Is there a feature similar to node_subgraph in dgl
🚀 The feature, motivation and pitch
Background: In PyG, the subgraph function allows for extracting a subgraph based on a subset of nodes or edges. However, during subgraph extraction, the correspondence between the extracted subgraph and the original node features is not explicitly preserved. In contrast, DGL's node_subgraph function retains the original node features for the extracted subgraph, ensuring feature consistency.
Proposed Feature: I propose adding a similar feature to PyG, which retains the original node features while constructing a subgraph from a subset of nodes. The function should:
- Extract a subgraph based on a node subset.

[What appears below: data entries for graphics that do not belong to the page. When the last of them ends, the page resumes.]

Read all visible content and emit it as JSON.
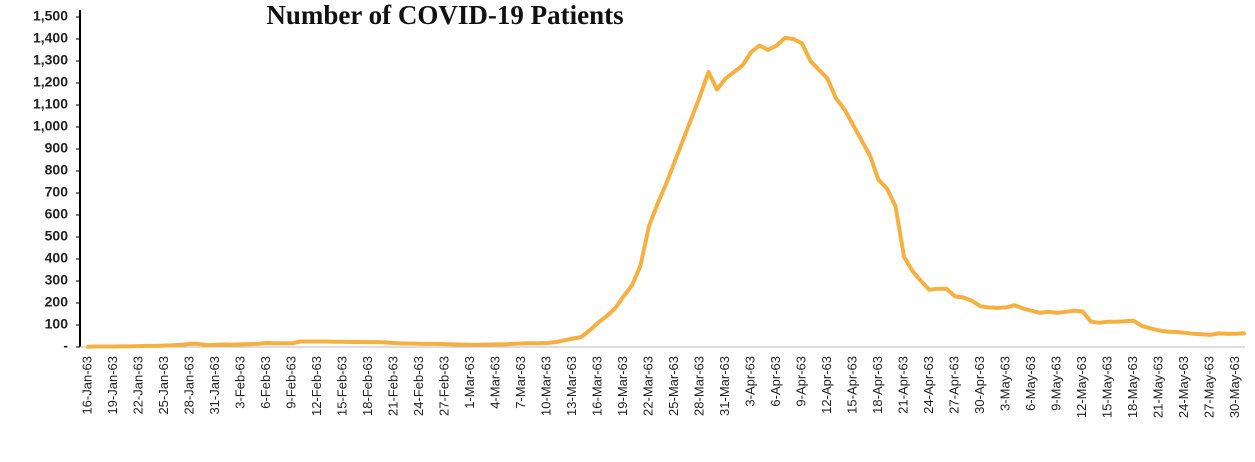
{
  "chart_data": {
    "type": "line",
    "title": "Number of COVID-19 Patients",
    "categories": [
      "16-Jan-63",
      null,
      null,
      "19-Jan-63",
      null,
      null,
      "22-Jan-63",
      null,
      null,
      "25-Jan-63",
      null,
      null,
      "28-Jan-63",
      null,
      null,
      "31-Jan-63",
      null,
      null,
      "3-Feb-63",
      null,
      null,
      "6-Feb-63",
      null,
      null,
      "9-Feb-63",
      null,
      null,
      "12-Feb-63",
      null,
      null,
      "15-Feb-63",
      null,
      null,
      "18-Feb-63",
      null,
      null,
      "21-Feb-63",
      null,
      null,
      "24-Feb-63",
      null,
      null,
      "27-Feb-63",
      null,
      null,
      "1-Mar-63",
      null,
      null,
      "4-Mar-63",
      null,
      null,
      "7-Mar-63",
      null,
      null,
      "10-Mar-63",
      null,
      null,
      "13-Mar-63",
      null,
      null,
      "16-Mar-63",
      null,
      null,
      "19-Mar-63",
      null,
      null,
      "22-Mar-63",
      null,
      null,
      "25-Mar-63",
      null,
      null,
      "28-Mar-63",
      null,
      null,
      "31-Mar-63",
      null,
      null,
      "3-Apr-63",
      null,
      null,
      "6-Apr-63",
      null,
      null,
      "9-Apr-63",
      null,
      null,
      "12-Apr-63",
      null,
      null,
      "15-Apr-63",
      null,
      null,
      "18-Apr-63",
      null,
      null,
      "21-Apr-63",
      null,
      null,
      "24-Apr-63",
      null,
      null,
      "27-Apr-63",
      null,
      null,
      "30-Apr-63",
      null,
      null,
      "3-May-63",
      null,
      null,
      "6-May-63",
      null,
      null,
      "9-May-63",
      null,
      null,
      "12-May-63",
      null,
      null,
      "15-May-63",
      null,
      null,
      "18-May-63",
      null,
      null,
      "21-May-63",
      null,
      null,
      "24-May-63",
      null,
      null,
      "27-May-63",
      null,
      null,
      "30-May-63",
      null
    ],
    "series": [
      {
        "color": "#f5b041",
        "values": [
          1,
          2,
          2,
          2,
          3,
          3,
          4,
          5,
          5,
          6,
          8,
          10,
          14,
          14,
          8,
          10,
          12,
          11,
          12,
          13,
          14,
          18,
          17,
          17,
          17,
          25,
          25,
          25,
          25,
          24,
          24,
          23,
          23,
          22,
          22,
          21,
          18,
          16,
          16,
          15,
          14,
          14,
          13,
          12,
          11,
          10,
          10,
          11,
          12,
          12,
          14,
          16,
          17,
          17,
          18,
          22,
          30,
          38,
          45,
          75,
          110,
          140,
          175,
          230,
          280,
          370,
          550,
          650,
          740,
          840,
          940,
          1040,
          1140,
          1250,
          1170,
          1220,
          1250,
          1280,
          1340,
          1370,
          1350,
          1370,
          1405,
          1400,
          1380,
          1300,
          1260,
          1220,
          1130,
          1080,
          1010,
          940,
          870,
          760,
          720,
          640,
          410,
          345,
          300,
          260,
          265,
          265,
          230,
          225,
          210,
          185,
          180,
          178,
          180,
          190,
          175,
          165,
          155,
          160,
          155,
          160,
          165,
          162,
          115,
          110,
          115,
          115,
          117,
          120,
          95,
          85,
          75,
          70,
          68,
          65,
          60,
          58,
          55,
          62,
          60,
          60,
          62
        ]
      }
    ],
    "ylim": [
      0,
      1500
    ],
    "yticks": [
      {
        "value": 0,
        "label": "-"
      },
      100,
      200,
      300,
      400,
      500,
      600,
      700,
      800,
      900,
      {
        "value": 1000,
        "label": "1,000"
      },
      {
        "value": 1100,
        "label": "1,100"
      },
      {
        "value": 1200,
        "label": "1,200"
      },
      {
        "value": 1300,
        "label": "1,300"
      },
      {
        "value": 1400,
        "label": "1,400"
      },
      {
        "value": 1500,
        "label": "1,500"
      }
    ]
  }
}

- Maintain the correspondence of node features from the original graph.
- Optionally provide mappings between the original and subgraph node indices for reference.
# Given a graph with node features, graph is of typle Data
sub_nodes = torch.tensor([0, 2, 4]) # Selected nodes
subgraph = graph.node_subgraph(sub_nodes)
Benefits: Streamlined workflow for handling subgraphs while preserving node features. Enhanced compatibility with downstream tasks like node classification or graph neural networks where node features play a critical role.
References: DGL's node_subgraph documentation: https://docs.dgl.ai/en/0.9.x/generated/dgl.node_subgraph.html#dgl.node_subgraph
Thank you! This feature would improve the usability of PyG, especially for workflows involving complex feature mappings. Let me know if further clarification is needed.
Alternatives
No response
Additional context
No response
I guess this is what you need^^ https://pytorch-geometric.readthedocs.io/en/latest/modules/utils.html#torch_geometric.utils.subgraph
Thanks for your reply. I have looked into it. But it only returns (edge_index, edge_attr), which seems missing node features.
You can also use Data.subgraph() or HeteroData.subgraph().
Hi, I found this to be slightly relevant to my problem, hence posting my issue here.
Is there a way to extract the graph nodes (as is - with original node ids and features) after running through a GNN that are common among the faulty edges as identified by a GNN. Let's say we have sufficient info to train a supervised edge classifier and do not have any data pointing to faulty nodes but we need to infer the nodes that are faulty from supervised edge level training. We want to be able to raise a fault where there are most occurrences among the nodes in the faulty routes. The graph is in a tree structure. Is there a way to cater this problem through a specific GNN type or is there any other work around. Keen to hear your thoughts.